Desafios Legais e a Licitação da Lotesul
Mesmo cumprindo pena na Penitenciária Federal de Mossoró, Jamil Name Filho, conhecido como Jamilzinho, não se deu por vencido e lutou até o último momento para tentar anular a licitação da Lotesul. O pregão eletrônico foi iniciado na última sexta-feira, dia 23, após duas tentativas de impedi-lo, em meio a uma disputa acirrada envolvendo Jamil e a família Razuk, que é alvo da operação Successione.
No dia 19 de janeiro, apenas quatro dias antes do pregão, a defesa de Jamilzinho protocolou um mandado de segurança no Tribunal de Justiça de Mato Grosso do Sul (TJMS), visando contestar a Secretaria Estadual de Fazenda (Sefaz) e o conselheiro relator do caso no Tribunal de Contas do Estado (TCE), Márcio Monteiro. Essa ação buscava a suspensão imediata do Pregão Eletrônico nº 0009/2024, solicitando que nenhum contrato fosse celebrado até o julgamento definitivo do mandado.
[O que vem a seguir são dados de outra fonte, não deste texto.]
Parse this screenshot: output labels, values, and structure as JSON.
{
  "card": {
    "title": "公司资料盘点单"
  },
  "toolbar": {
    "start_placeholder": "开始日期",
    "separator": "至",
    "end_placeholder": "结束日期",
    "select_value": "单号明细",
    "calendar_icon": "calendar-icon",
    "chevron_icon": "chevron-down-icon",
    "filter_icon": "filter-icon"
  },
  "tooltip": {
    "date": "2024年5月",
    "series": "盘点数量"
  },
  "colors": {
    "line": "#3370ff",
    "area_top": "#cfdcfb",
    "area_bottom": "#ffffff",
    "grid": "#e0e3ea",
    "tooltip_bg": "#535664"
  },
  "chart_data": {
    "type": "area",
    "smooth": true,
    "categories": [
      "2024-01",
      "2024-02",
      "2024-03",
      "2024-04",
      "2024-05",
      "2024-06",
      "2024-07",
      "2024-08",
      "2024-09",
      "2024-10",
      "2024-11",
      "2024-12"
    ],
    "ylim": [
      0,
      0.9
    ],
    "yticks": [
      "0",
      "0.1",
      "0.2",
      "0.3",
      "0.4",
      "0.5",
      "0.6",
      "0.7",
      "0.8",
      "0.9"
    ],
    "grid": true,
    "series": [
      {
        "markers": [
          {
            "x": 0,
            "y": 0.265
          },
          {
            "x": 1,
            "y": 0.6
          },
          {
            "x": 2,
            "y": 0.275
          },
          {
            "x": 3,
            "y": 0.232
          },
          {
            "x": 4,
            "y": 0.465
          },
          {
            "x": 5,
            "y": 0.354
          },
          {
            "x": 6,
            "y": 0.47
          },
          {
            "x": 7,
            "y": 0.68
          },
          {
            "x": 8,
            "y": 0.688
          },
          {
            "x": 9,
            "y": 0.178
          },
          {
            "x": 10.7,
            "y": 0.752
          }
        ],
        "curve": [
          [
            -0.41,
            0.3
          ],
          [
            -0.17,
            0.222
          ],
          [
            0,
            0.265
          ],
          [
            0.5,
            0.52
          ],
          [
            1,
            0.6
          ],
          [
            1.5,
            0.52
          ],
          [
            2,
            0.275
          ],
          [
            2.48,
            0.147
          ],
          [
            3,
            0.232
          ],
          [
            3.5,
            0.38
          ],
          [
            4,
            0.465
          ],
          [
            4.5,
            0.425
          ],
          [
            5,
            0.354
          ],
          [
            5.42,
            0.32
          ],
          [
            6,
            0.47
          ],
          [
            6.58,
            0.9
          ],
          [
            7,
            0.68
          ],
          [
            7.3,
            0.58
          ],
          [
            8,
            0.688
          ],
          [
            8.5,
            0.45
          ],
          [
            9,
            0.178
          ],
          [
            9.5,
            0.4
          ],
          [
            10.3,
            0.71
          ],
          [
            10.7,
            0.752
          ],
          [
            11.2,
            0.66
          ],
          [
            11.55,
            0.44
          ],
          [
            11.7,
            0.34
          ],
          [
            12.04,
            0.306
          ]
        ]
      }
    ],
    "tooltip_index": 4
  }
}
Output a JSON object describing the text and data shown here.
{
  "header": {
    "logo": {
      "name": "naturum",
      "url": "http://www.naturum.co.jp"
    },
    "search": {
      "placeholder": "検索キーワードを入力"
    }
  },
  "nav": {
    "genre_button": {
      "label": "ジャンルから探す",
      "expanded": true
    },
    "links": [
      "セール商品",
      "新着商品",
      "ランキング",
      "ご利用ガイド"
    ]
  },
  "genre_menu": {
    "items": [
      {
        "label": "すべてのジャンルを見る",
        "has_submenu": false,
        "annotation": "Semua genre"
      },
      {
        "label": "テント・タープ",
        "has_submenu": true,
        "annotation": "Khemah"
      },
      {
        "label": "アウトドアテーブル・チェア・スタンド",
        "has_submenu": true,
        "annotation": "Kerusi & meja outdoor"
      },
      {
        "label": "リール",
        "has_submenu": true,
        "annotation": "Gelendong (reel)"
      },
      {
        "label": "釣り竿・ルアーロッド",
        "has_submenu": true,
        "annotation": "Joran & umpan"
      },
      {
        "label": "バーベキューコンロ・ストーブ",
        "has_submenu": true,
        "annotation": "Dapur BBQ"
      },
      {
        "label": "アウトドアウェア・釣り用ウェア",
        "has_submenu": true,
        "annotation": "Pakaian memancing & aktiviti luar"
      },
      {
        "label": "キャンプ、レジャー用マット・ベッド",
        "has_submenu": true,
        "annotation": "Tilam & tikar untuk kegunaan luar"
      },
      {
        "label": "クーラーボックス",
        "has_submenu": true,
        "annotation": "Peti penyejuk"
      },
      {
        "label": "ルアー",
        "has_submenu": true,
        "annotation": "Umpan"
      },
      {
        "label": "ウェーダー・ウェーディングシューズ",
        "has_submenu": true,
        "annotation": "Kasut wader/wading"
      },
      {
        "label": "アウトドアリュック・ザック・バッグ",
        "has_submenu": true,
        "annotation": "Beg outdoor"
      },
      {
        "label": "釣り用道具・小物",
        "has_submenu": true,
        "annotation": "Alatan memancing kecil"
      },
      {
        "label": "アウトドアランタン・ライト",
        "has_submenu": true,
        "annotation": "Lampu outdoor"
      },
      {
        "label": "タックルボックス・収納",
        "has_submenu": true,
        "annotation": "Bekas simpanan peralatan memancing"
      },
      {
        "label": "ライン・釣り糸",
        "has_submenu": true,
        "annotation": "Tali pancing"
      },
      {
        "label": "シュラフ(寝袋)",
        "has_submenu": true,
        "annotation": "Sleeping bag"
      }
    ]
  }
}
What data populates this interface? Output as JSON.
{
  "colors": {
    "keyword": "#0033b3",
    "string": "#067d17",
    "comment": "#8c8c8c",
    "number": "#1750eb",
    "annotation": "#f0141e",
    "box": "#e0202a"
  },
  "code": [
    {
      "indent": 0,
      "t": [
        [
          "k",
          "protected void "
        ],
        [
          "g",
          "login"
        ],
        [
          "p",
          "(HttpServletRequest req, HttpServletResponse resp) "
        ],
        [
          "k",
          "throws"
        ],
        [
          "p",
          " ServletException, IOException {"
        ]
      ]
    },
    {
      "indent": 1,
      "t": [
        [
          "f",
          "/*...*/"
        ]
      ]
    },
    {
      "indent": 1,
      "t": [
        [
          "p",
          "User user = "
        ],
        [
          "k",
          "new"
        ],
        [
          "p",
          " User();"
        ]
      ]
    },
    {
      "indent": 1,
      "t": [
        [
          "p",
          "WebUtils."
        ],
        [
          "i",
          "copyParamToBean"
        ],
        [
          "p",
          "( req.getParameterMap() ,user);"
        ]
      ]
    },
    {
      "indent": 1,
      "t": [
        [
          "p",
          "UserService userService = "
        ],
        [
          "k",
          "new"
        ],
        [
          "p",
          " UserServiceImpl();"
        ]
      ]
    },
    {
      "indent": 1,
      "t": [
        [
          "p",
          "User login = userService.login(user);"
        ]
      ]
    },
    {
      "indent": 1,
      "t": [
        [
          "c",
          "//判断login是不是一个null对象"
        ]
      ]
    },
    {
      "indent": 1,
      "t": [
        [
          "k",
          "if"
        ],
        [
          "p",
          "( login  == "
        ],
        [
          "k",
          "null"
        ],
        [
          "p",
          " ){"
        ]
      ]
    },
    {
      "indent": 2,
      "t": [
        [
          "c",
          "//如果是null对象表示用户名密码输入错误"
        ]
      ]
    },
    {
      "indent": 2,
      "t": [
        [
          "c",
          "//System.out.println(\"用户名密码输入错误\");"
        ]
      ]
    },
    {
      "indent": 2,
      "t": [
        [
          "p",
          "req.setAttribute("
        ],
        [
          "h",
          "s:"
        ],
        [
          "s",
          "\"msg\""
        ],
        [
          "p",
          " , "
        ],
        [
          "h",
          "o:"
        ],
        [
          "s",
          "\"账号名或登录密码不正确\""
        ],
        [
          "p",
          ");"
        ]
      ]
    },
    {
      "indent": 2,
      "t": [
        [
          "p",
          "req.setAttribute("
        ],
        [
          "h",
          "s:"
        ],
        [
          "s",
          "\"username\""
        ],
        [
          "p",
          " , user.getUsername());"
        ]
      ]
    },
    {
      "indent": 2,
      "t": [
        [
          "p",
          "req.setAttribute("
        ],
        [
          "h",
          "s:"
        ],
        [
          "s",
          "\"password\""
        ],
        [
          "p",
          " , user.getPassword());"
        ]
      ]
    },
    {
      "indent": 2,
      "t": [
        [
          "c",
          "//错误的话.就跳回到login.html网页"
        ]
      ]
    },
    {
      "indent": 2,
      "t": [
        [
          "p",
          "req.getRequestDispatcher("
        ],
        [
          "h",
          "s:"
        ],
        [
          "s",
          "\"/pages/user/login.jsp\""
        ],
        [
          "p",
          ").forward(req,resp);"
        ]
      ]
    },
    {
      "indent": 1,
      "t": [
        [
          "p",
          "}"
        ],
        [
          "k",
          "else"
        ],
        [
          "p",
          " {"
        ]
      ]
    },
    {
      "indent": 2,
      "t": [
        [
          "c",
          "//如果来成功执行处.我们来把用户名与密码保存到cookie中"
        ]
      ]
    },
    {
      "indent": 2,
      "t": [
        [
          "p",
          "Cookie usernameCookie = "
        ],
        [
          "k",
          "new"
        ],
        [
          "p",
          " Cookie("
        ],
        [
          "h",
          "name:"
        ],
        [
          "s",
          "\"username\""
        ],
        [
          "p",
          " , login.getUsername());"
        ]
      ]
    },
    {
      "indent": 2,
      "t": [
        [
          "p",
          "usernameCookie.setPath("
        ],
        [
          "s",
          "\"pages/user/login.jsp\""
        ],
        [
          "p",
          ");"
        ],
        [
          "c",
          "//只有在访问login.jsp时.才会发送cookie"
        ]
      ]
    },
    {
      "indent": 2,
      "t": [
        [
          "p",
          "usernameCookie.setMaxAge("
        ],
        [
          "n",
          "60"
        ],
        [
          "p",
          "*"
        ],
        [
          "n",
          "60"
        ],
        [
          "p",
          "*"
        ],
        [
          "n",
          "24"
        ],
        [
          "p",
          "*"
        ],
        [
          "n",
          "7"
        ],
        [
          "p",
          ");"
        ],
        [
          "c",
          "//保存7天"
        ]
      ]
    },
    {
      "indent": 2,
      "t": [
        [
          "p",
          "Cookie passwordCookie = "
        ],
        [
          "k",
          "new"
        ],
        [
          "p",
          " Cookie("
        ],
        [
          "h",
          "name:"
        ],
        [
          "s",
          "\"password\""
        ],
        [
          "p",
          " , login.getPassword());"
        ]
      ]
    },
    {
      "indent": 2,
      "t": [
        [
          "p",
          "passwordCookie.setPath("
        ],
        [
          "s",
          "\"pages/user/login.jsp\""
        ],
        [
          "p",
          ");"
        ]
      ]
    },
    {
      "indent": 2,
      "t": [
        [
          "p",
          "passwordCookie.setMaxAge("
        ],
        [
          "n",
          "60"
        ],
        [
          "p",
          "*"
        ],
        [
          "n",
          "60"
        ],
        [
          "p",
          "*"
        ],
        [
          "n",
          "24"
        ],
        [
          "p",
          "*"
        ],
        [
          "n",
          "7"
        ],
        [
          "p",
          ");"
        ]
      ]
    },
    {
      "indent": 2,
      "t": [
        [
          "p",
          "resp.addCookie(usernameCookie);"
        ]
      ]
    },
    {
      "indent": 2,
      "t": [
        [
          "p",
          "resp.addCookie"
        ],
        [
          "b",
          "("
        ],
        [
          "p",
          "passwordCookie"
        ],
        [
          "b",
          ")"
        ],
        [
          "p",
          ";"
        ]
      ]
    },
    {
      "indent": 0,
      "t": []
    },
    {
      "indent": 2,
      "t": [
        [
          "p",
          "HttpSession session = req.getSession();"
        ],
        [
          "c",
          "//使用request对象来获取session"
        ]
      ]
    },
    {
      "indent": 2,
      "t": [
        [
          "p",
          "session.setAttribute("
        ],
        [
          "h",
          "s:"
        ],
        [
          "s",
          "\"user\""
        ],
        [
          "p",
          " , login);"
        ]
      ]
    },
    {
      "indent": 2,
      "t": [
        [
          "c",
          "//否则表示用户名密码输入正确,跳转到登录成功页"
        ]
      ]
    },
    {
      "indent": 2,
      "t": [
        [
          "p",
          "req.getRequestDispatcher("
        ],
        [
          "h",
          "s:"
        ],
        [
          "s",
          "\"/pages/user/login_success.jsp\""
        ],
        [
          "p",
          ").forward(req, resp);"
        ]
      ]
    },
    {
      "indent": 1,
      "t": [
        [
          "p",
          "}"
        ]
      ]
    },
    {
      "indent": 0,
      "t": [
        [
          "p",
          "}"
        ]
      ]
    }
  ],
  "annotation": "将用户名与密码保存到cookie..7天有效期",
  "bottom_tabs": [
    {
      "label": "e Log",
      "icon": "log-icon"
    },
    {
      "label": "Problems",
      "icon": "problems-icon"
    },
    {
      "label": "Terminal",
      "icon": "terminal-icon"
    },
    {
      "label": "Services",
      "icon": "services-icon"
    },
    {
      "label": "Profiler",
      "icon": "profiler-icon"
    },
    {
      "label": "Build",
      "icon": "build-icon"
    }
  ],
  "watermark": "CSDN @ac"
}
Liminar Negada e Implicações da Licitação
Infelizmente para Jamil, a liminar solicitada foi negada pelo desembargador Alexandre Raslan na tarde do dia 22, véspera da licitação. O pregão visa a implantação e operação de uma solução tecnológica que controle as atividades lotéricas, um setor de grande relevância econômica. No pedido, Jamilzinho destacou uma série de vícios estruturais que, segundo ele, tornariam o processo irregular, como a inadequação da modalidade de pregão para serviços de alta complexidade em tecnologia da informação, a possibilidade de extensão do contrato por até 35 anos e exigências técnicas que poderiam limitar a participação de concorrentes.
Além disso, ele apontou a obrigação de entrega total do código-fonte e do banco de dados ao final do contrato como uma violação das regras de competitividade. Para Jamilzinho, a licitação deveria ocorrer na modalidade de concorrência, com a avaliação baseada em técnica e preço, ao contrário do atual critério, que privilegia o menor preço através de um percentual de repasse de receita bruta.
Análise do Processo e o Futuro da Licitação
O desembargador Alexandre Raslan revisou a linha do tempo do processo administrativo no TCE, que já identificou problemas no edital e promoveu correções. Em 19 de dezembro de 2025, a decisão do TCE autorizou o prosseguimento da licitação da Lotesul. Embora o desembargador tenha reconhecido a falta de fundamentos relevantes para a concessão da liminar, Jamilzinho continua a insistir na nulidade total do pregão eletrônico e na reformulação da contratação com base em estudos técnicos adequados.
A licitação da Lotesul já trouxe à tona a atuação da empresa paulista Lottopro Jogos de Apostas e Gestão de Lotéricas Ltda, que apresentou a proposta mais competitiva, prometendo repassar 43,3% do faturamento aos cofres do governo. As outras ofertas recebidas foram significativamente mais baixas, variando entre 30,99% e 36,11%. Caso a proposta da Lottopro seja aprovada, o vencedor do contrato terá a perspectiva de um faturamento mínimo de R$ 51,4 milhões por ano, totalizando aproximadamente R$ 1,8 bilhão ao longo de 35 anos.